Hoje (13), o ativista Thiago Ávila retornou ao Brasil, após ser um dos 12 tripulantes da Coalizão Flotilha Liberdade, interceptada por Israel durante uma missão humanitária à Faixa de Gaza.

Thiago desembarcou no Aeroporto Internacional de Guarulhos, em São Paulo, e foi recebido por um grupo de militantes pró-Palestina, que portavam cartazes com mensagens de apoio ao país e bandeiras.
Cercado por apoiadores da causa, que expressaram palavras de encorajamento no saguão do terminal, o líder explicou que ainda vestia o uniforme recebido ao ser levado a uma cela solitária, onde ficou por dois dias, e destacou a “atuação extremamente solícita” da representação diplomática, que o auxiliou durante a detenção.
Como forma de protesto, ele realizou uma greve de fome. Em declaração aos jornalistas, ressaltou que sua cela estava localizada em uma masmorra que, apesar de aparentar ser muito antiga, sabia ter apenas cerca de 80 anos, e afirmou que a ação contra os tripulantes não foi mais intensa devido à presença da eurodeputada Rima Hassan.
Agressões
Em entrevista após o desembarque, Ávila foi questionado sobre possíveis agressões cometidas pelas forças israelenses contra ele. Com tranquilidade, respondeu que as violações de direito que sofreu, especialmente por ter uma posição de destaque, são “uma fração” muito pequena em comparação às violências enfrentadas pelos palestinos.
Ávila observou que Israel tentou criar uma “imagem publicitária” para transmitir a ideia de que os ativistas estavam sendo bem tratados, ao mesmo tempo em que, na realidade, foram forçados a assinar documentos declarando ter entrado na região de forma ilegal.
Ele esclareceu que não assinou nenhum documento e que as autoridades determinaram seu banimento do país por um século.
Ávila acredita que o governo brasileiro deveria romper relações com Israel e entende que o presidente Luiz Inácio Lula da Silva poderia, inclusive, interpretar a situação como uma oportunidade para se posicionar de forma mais firme com esse gesto. Na visão de Ávila, é urgente que o Brasil se desvincule dessa “ideologia odiosa”.
“Tudo que eles possuem são suas armas, seu ódio, seu exército”, declarou ele, que se reuniu com sua esposa e sua filha de sete meses.
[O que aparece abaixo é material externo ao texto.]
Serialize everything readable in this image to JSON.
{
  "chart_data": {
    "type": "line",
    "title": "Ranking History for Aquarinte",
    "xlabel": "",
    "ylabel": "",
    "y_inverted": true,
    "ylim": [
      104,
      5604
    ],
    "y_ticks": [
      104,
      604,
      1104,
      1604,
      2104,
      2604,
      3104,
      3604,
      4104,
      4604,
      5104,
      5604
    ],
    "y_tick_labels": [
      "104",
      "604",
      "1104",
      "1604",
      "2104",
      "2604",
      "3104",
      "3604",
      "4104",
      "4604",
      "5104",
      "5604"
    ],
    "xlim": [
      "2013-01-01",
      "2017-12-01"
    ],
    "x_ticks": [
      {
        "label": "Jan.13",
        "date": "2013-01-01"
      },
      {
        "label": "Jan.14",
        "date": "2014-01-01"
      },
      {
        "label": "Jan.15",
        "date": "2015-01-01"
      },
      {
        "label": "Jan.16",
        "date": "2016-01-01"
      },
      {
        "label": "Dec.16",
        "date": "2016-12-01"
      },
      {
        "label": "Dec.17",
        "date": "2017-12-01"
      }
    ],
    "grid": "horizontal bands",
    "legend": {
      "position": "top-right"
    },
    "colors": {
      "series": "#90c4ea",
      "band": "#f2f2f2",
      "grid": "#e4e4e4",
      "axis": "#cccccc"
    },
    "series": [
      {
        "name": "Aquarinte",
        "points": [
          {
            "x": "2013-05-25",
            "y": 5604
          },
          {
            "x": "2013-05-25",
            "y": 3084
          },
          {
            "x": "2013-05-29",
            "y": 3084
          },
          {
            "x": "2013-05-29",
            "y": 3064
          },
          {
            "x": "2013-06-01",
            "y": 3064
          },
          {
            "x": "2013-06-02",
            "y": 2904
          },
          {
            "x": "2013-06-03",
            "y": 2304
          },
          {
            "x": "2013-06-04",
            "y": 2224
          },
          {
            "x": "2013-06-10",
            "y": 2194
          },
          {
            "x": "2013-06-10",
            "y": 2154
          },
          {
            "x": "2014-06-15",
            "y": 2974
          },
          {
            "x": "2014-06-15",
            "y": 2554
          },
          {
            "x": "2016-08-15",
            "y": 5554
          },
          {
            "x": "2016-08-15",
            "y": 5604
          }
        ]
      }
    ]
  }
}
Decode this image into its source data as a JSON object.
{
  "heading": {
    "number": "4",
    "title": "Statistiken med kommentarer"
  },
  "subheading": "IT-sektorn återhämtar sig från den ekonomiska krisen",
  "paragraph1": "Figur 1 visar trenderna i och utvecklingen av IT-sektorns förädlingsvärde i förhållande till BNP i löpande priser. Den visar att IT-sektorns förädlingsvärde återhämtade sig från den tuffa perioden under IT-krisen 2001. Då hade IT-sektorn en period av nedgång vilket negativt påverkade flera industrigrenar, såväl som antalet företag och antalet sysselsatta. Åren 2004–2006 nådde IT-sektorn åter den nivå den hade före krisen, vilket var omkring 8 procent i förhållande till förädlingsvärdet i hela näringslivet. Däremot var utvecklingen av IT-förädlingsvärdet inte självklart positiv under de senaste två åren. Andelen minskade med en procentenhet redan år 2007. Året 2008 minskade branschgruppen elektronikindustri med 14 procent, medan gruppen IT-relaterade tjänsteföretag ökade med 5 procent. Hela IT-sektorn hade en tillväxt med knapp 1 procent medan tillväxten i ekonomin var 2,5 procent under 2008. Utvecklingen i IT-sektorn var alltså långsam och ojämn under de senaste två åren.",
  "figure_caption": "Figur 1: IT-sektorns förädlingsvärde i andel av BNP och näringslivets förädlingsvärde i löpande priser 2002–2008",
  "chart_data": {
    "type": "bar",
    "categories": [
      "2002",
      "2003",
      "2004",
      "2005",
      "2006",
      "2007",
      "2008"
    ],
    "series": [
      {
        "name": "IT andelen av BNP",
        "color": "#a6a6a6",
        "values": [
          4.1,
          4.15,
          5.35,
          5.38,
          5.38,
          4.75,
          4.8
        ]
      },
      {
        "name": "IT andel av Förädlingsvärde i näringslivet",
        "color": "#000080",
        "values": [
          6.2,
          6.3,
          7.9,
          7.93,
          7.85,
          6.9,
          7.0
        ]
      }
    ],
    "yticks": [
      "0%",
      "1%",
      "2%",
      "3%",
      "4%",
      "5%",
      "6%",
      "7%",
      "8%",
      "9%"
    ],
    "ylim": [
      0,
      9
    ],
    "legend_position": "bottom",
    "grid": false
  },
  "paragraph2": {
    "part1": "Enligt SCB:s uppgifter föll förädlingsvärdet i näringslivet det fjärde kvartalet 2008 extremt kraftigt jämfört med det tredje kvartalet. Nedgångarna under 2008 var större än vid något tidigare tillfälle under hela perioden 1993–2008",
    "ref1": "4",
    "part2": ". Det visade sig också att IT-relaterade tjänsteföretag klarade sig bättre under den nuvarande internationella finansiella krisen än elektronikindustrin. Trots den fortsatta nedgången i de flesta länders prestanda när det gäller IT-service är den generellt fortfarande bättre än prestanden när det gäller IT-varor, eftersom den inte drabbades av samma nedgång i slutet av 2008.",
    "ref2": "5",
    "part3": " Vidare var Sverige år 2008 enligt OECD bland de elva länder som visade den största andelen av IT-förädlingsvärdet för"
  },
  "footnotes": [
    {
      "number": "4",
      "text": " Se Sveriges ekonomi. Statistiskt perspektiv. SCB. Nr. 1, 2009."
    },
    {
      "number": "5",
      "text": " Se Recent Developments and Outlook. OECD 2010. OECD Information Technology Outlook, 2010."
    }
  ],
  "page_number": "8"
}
Quanto à cobertura midiática do conflito, Ávila disse que está ciente de que, muitas vezes, os repórteres buscam relatar a verdade, mas enfrentam resistência de seus superiores nas redações. “Nem sempre as estruturas permitem [isso] aos trabalhadores”, observou.
Ávila argumentou que é necessário distinguir antissemitismo de antissionismo e lembrar que há judeus em todo o mundo apoiando os palestinos e se opondo ao massacre promovido por Israel. Ele destacou que os povos já conviveram em harmonia e que “o imperialismo britânico e o sionismo destruíram esse sonho de viver em paz”.
Por fim, ele defendeu que todos se unam contra o que considera “o inimigo número 1” de hoje, que, a seu ver, é o primeiro-ministro de Israel, Benjamin Netanyahu. A resposta dos opositores de Israel é a corrente de solidariedade, afeto, amor e a persistência, finalizou.